Once quoted talking about his art, Damien Hirst commented, “… it’s definitely all about feeling like King Midas.” At the time I couldn’t accept the thought of an artist having such a sterile, detached outlook on the thing they had dedicated their whole life to creating. Could there be any genuine feeling or sentiment behind any of Hirst’s work, or was it all just about capitalising on fame?
As I wandered aimlessly about Hirst’s Tate Modern exhibition I became somewhat lost trying to decipher the meaning of it all. I looked upon the whole thing with cynicism and disdain. I didn’t trust it.
I had a demoralising moment in which I spent a considerable amount of time staring at 11 sausages suspended in formaldehyde aptly named ‘11 sausages’ (I know), after far too long finding that I had come no closer to making any sense of the said ‘11 sausages’. I moved on, slightly dejected, resolving if anyone in the room had made sense of the randomly arranged Cumberland’s common sense and practicality had taken a thorough beating.
Later, making sense of some obscure installation, I wondered if 90 minutes surrounded by exhibition-goers debating over Hirst’s ‘brutal social experiments’ had morphed me into one of them? Devoid of all logic I began to find the subtle beauty in a giant ashtray filled with musty cigarette butts and crumpled Kp packets; I had started making sense of endless rows of cabinets filled with prescription drugs; the surgical instruments meticulously lined up in glass cabinets just seemed… right.

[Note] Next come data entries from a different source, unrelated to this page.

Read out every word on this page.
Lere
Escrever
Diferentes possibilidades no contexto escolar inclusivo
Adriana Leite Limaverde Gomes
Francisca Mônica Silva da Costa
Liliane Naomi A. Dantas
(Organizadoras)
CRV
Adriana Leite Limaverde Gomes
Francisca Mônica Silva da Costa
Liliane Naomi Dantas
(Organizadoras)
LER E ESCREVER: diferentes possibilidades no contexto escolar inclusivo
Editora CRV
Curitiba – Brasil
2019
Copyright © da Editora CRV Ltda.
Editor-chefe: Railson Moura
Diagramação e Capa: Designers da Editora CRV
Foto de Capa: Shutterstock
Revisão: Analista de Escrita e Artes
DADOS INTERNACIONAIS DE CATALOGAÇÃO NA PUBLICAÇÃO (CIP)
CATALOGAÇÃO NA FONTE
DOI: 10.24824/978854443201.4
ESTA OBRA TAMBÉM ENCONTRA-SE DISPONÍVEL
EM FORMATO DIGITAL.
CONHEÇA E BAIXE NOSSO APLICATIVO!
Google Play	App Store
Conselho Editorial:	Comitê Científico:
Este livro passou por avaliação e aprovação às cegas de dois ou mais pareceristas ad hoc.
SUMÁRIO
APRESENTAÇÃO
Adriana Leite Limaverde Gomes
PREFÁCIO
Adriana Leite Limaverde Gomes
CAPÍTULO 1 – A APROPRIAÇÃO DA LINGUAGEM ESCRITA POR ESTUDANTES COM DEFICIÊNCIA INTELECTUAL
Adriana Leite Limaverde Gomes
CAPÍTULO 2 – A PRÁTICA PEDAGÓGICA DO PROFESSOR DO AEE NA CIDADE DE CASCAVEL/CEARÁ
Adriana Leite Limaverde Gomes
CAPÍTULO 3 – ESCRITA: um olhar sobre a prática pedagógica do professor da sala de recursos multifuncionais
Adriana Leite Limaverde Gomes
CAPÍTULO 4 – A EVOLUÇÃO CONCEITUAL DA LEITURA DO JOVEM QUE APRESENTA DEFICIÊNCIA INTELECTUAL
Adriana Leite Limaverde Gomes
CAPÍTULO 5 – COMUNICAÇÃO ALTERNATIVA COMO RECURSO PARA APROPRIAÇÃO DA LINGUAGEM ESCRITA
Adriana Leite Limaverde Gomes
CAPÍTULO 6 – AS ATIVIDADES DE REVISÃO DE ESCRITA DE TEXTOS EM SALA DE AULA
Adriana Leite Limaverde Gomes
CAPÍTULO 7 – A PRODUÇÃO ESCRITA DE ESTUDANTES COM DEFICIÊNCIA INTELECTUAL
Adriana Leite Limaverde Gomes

It would have been all too easy to walk out of the gallery £12 lighter with a pessimistic, forlorn view of the sorry state of the future of art. But I didn’t. And I came to wonder if, post-Hirst, I had somehow grasped the warped world of concept art.
Hirst’s art teaches us to value the inconspicuous and acknowledge the obvious. Nobody said you had to understand any of it.
I ask; do we really need to understand something to make sense of it? In art, as in life, I would say no. Hirst’s concept art was nothing more than mind games; cunning trickery designed to play with your subconscious. Hirst is first and foremost a businessman, Britain’s richest living artist.
The roots of this exhibition lie in trivialising the everyday. Anyone could do that right? But above all, that’s what I got out of the whole thing. If anyone could do it, then why didn’t you?
Make of him what you will; I can’t help admire Hirst (albeit bittersweet admiration); King Midas; the juvenile delinquent from Leeds.
In the end we could just give up trying to make sense of it all; come to terms with the unknown. I have. After all, Oscar Wilde said, ‘All art is quite useless.’